Ein Muster dieser Verschiebung hat Dave Eggers in seinem Roman The Circle literarisch zugespitzt: Ein Technologiekonzern erhebt Transparenz, Teilhabe und Offenheit zu obersten Werten – und verwandelt sie in Instrumente einer radikalen Kontrollgesellschaft. Wer sich entzieht, gilt nicht mehr als mündiger Bürger, sondern als Bedrohung für das Kollektiv.

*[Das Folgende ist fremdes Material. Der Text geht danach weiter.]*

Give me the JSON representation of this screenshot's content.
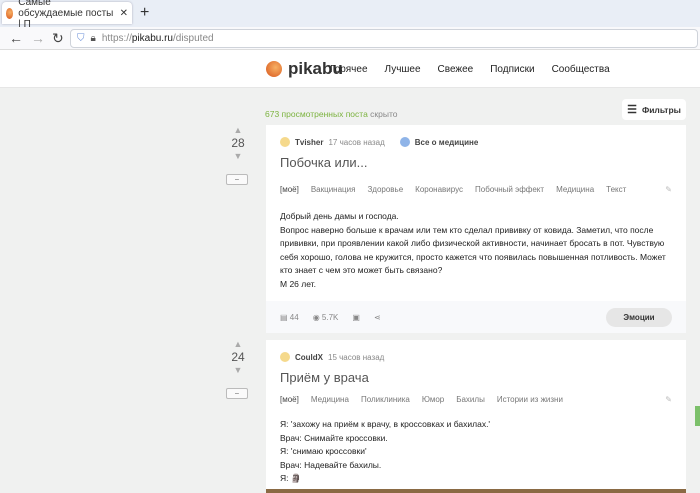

Eine Dynamik, die an den Antiwoke-Diskurs erinnert – nur gespiegelt: Dort wird nicht Zustimmung, sondern Abwehr zur Pflicht erklärt.
Was bedeutet eigentlich „woke“? Der Begriff „woke“ stammt ursprünglich aus der afroamerikanischen Bürgerrechtsbewegung der 1930er-Jahre und bedeutete: wachsam sein gegenüber rassistischer Diskriminierung. Später weitete sich die Bedeutung aus – woke zu sein hieß, gesellschaftliche Machtverhältnisse zu erkennen (Rassismus, Sexismus, Klassismus, Homophobie) und sich ihnen bewusst entgegenzustellen. Der Begriff stand für Aufmerksamkeit gegenüber Ungleichheit und für ein Bewusstsein sozialer Verantwortung.